It’s the most wonderful time of the year for Adelaide Crows fans. The time of year when their footy club’s recruiters flex their muscle and rely on their club’s fans being either very forgiving or very forgetful.
With Adelaide entering the 2020 draft with their highest ever pick, Adelaide Mail’s crack team of respected sports journos have cobbled together their list of the club’s top 5 draft prospects this year.
1. The Already-Homesick Victorian
Tommy Torquay is a big-bodied midfielder who loves his footy, his family, the farm and fishing. When he’s not blazing away from packs you can find him chatting with his mum, or out on the boat with dad. His younger brother is gravely ill but it’s okay because Tommy takes an hour out of every afternoon to get him to hospital. Where would he be without Tommy?
2. The Troubled Teen Who Will Definitely Come Good Once He’s Around The Positive Culture Of Adelaide Football Club
Sure he might have already had the odd indiscretion in his teen years, but who hasn’t. Who hasn’t burnt out a car or two? We’ve all been young and charged with grievous bodily harm. And anyway, that BWS had no security guard on, they were practically begging to be robbed with a sawn-off shotgun. Despite the blunders, and also a DUI that he just racked up on his way to his club’s grand final, Adelaide recruiters are willing to bet on him coming good within the positive culture at AFC. And if not, there’s nothing a highly controversial camp couldn’t fix.
3. Possibly The Best South Australian Player In The Last Two Decades…And He’s Done An ACL
It seems as though the brilliant South Australian players don’t pop up as often as they once did. But this kid…this kid is different. He’s a prodigy. The product of six generations of footballers and possibly the silkiest skills you’re ever likely to see on the footy field. They call him Ablett crossed with Judd crossed with Danger…and we’re just hearing that he’s done his ACL for the third time moments after signing his contract with Adelaide.
4. The Full-Forward Who Dominates At State Level But Doesn’t Quite Have What It Takes For AFL
He literally kicked every goal in last year’s Far North Queensland Footy League. And sure, he might have a bit of paunch around the mid-section, but he just loves cake. Are footy players not allowed to eat cake nowadays? He’s tipped to still be available when Round 5 rolls around, which means Adelaide could pick him up for a bargain…mainly because every other club has done their homework and this guy is basically 2020’s Adam Richardson.
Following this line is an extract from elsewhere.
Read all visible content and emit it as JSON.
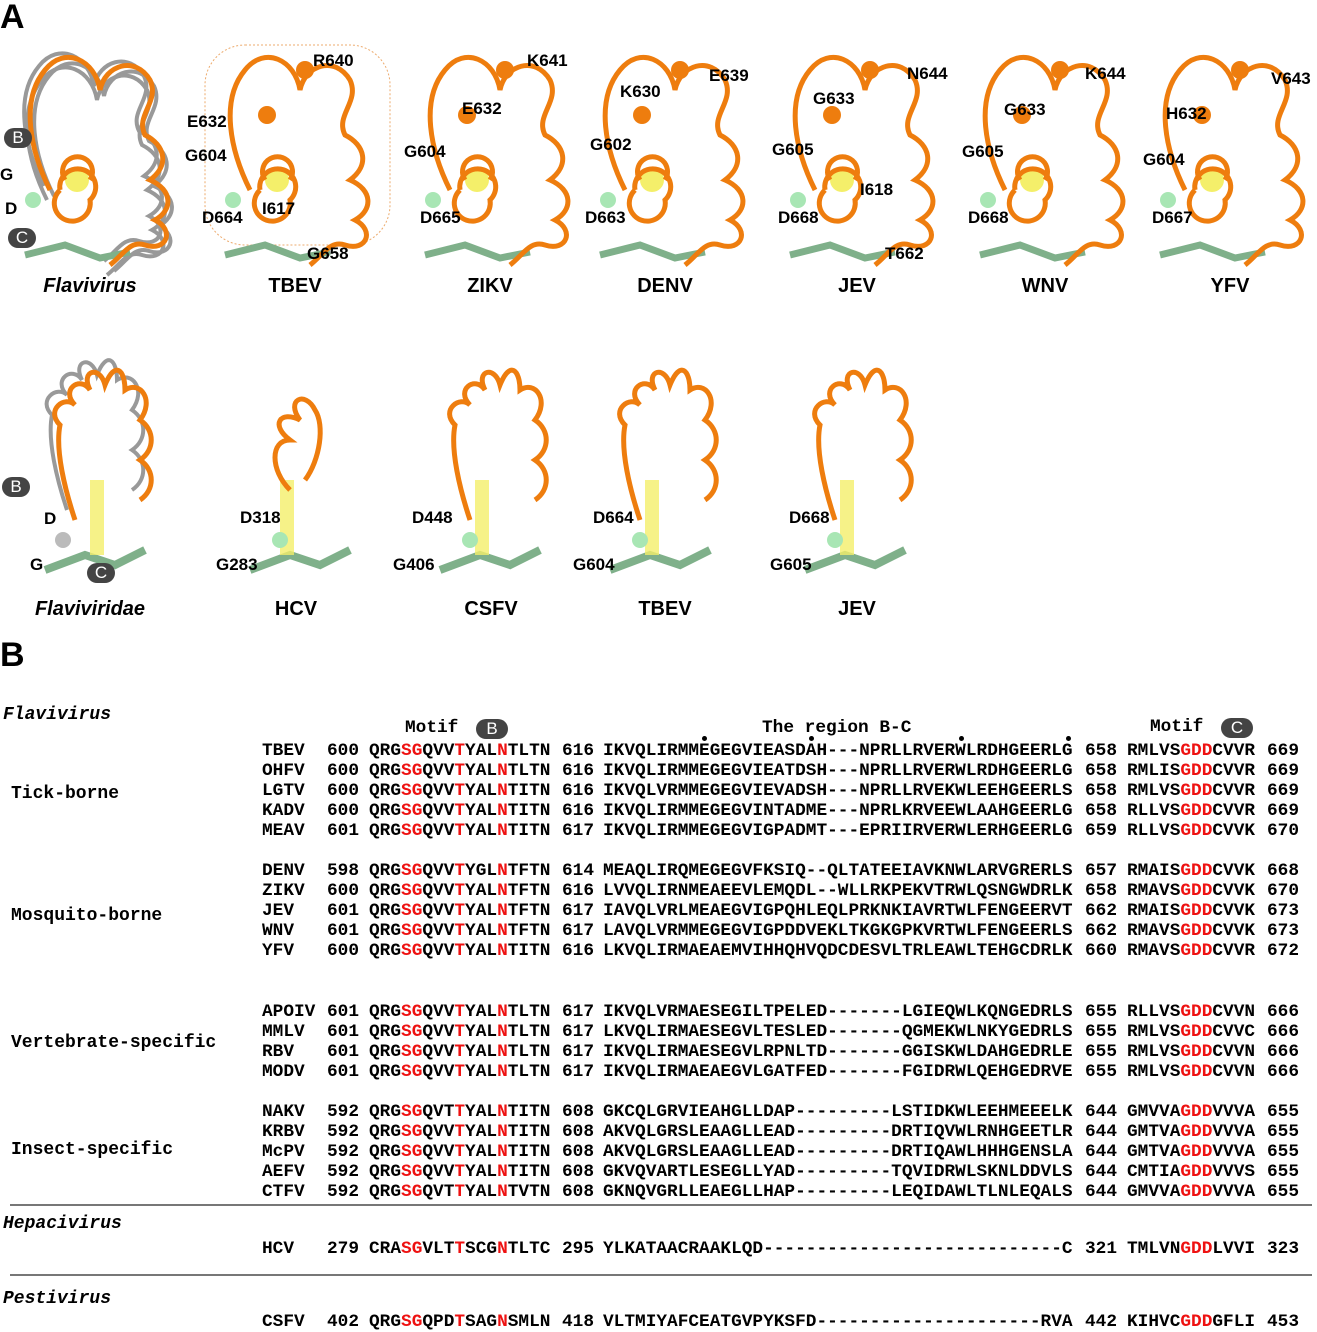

5. The Brilliant Mr Inconsistency
Wowwee! This kid can play. In fact, we’ve gone and watched him on three separate occasions (not in consecutive weeks, sure) and he tore apart the opposition on each and every time. 35+ possessions and the most mercurial acts you’re ever likely to see down at Chirnside Park. Funny thing is, every time our colleagues went and watched his team they say that didn’t see him at all. Weird. Mustn’t have been playing on those days.